Ike & Tina went on tour with the Rolling Stones in ’69, which gave them some well-deserved exposure. But by the mid-70s everything went off the rails as Ike’s increased drug abuse exacerbated his violent nature.

During a second stint at the Ritz Tina signed with Capitol Records and released a cover of Al Green’s “Let’s Stay Together.”  The song did well on both the Dance and Black Singles charts and convinced Capitol to have Tina record an album. The result was “Private Dancer.”  The ’84 set contained the #1 mid-tempo hit “What’s Love Got To Do With It” and went 5x platinum in the U.S. selling 10-million copies worldwide.

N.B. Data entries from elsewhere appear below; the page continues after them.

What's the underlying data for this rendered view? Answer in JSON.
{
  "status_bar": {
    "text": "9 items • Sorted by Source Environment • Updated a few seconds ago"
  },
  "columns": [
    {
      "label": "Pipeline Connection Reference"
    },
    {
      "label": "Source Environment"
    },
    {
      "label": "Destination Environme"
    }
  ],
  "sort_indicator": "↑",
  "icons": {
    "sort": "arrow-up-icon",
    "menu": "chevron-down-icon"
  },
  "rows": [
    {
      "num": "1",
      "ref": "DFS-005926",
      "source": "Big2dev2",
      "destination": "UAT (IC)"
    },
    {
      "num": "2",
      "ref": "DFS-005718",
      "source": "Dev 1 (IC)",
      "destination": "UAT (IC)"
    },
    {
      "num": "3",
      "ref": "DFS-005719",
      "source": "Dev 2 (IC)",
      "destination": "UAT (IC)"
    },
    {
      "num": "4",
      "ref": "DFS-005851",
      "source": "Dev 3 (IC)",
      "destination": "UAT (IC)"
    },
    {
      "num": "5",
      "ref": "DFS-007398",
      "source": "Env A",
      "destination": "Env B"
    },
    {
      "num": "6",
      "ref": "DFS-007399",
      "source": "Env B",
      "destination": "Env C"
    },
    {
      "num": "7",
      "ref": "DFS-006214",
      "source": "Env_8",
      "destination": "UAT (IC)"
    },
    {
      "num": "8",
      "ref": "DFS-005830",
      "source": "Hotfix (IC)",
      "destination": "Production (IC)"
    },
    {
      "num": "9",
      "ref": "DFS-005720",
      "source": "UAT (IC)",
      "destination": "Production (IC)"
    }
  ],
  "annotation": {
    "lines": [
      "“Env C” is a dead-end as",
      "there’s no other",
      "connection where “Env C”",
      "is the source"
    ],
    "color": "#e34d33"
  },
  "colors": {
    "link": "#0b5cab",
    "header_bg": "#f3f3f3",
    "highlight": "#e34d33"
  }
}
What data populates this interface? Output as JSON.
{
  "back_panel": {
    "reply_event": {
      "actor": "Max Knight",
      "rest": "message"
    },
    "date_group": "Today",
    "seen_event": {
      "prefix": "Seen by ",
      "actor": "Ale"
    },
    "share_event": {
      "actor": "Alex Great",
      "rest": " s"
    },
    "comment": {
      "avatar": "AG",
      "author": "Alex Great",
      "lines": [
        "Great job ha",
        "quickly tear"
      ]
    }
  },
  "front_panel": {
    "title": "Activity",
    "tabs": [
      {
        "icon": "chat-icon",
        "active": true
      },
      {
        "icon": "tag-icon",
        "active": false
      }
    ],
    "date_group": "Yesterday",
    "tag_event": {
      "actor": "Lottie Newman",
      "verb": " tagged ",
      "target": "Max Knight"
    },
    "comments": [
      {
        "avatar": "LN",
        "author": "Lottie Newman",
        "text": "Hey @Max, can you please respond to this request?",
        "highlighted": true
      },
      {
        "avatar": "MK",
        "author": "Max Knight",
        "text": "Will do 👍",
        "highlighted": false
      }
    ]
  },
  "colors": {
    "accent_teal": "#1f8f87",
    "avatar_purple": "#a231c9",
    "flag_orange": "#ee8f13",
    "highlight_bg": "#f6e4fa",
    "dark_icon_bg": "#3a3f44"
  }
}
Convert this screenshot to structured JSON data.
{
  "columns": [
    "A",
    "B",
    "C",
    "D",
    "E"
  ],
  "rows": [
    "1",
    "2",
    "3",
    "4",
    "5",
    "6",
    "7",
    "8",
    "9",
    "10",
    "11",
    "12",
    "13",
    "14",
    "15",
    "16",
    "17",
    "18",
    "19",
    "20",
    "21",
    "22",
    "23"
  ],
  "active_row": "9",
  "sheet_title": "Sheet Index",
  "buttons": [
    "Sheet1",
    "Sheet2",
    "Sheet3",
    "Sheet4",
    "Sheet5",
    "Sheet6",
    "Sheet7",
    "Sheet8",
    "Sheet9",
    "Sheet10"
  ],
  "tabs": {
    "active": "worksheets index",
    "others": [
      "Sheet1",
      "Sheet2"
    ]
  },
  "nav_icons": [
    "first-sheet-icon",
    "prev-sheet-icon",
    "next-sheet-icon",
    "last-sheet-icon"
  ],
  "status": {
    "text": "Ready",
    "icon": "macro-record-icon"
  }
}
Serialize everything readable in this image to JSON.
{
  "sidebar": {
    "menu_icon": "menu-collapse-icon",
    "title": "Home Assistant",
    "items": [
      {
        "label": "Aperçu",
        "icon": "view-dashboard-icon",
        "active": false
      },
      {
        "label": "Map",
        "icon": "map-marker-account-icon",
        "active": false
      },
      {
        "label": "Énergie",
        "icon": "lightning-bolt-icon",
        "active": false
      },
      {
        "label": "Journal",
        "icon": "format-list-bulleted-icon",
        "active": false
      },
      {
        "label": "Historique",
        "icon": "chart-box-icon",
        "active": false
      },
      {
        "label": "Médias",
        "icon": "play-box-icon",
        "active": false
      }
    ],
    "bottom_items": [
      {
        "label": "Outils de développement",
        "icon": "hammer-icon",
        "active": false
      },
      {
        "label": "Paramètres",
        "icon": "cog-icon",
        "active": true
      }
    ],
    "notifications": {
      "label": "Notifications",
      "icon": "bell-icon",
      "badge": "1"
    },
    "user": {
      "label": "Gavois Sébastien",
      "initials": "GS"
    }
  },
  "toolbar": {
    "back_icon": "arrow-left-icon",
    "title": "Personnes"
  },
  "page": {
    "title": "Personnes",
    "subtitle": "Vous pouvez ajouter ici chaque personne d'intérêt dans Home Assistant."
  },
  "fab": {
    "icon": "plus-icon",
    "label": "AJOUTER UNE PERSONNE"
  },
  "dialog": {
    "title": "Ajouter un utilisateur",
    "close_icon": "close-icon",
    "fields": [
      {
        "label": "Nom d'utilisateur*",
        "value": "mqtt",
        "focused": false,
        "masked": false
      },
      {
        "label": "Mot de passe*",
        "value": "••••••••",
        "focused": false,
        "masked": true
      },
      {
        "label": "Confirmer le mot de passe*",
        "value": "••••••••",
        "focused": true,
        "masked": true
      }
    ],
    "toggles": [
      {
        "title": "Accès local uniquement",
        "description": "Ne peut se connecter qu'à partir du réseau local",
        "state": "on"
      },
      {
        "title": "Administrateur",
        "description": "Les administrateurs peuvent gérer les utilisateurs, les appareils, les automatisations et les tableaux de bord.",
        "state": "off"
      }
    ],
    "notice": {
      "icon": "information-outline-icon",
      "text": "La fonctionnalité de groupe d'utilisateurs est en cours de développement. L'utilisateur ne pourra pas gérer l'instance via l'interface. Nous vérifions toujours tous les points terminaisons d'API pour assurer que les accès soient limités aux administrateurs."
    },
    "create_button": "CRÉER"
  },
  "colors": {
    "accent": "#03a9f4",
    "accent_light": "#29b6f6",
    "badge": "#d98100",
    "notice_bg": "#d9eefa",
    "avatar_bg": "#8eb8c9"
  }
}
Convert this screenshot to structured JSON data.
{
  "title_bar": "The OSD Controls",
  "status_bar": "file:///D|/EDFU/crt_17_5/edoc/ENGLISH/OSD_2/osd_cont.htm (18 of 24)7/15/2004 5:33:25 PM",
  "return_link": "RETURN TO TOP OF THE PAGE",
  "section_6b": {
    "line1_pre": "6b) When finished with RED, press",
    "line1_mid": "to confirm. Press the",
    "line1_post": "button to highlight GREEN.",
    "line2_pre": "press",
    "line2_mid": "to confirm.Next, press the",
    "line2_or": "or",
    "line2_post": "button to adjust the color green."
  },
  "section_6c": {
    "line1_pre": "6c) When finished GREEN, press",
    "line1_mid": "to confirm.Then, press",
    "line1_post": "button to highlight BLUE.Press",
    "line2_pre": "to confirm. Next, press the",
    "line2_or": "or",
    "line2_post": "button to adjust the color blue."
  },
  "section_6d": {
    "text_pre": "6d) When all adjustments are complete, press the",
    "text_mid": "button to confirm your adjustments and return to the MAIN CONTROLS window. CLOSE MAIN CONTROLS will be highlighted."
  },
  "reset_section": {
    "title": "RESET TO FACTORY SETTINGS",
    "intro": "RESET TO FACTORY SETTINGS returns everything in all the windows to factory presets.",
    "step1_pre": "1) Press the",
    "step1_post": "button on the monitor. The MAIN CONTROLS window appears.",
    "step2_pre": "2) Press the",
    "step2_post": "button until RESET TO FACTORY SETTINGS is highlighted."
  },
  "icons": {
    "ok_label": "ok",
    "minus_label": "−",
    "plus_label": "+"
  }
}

Follow up singles “Better Be Good To Me” and “Private Dancer” Top 10 hits.

Ironically, as Tina’s career rose, Ike’s sank. Long standing drug problems bought Ike a prison stint. Shortly after his release Ike suggested in an interview that his ex-wife should make him the opening act on her extensive tour. Ike strongly implied that it was the least she could do after all he’d done for her. Didn’t happen.

Though the ’86 album, “Break Every Rule,” didn’t have “Private Dancer’s” impact it held the #2 hit “Typical Male plus two other Top 20 entries – “Two People” and “What You Get Is What You See.”  That same year, Tina received a star on the Hollywood Walk of Fame.

“Foreign Affair,” dropping in ’89, was best remembered for “The Best.”  Not surprisingly, the album did far better in the U.K. than in the U.S.

Tina retired after completing her “Tina!: 50th Anniversary Tour” in ’09. But the accolades kept coming.  In ’21, she was inducted into the Rock and Roll Hall of Fame.

Just two years later, Turner died (5/24/23) at her home in Küsnacht, Switzerland, at the age of 83 from natural causes after years of illnesses.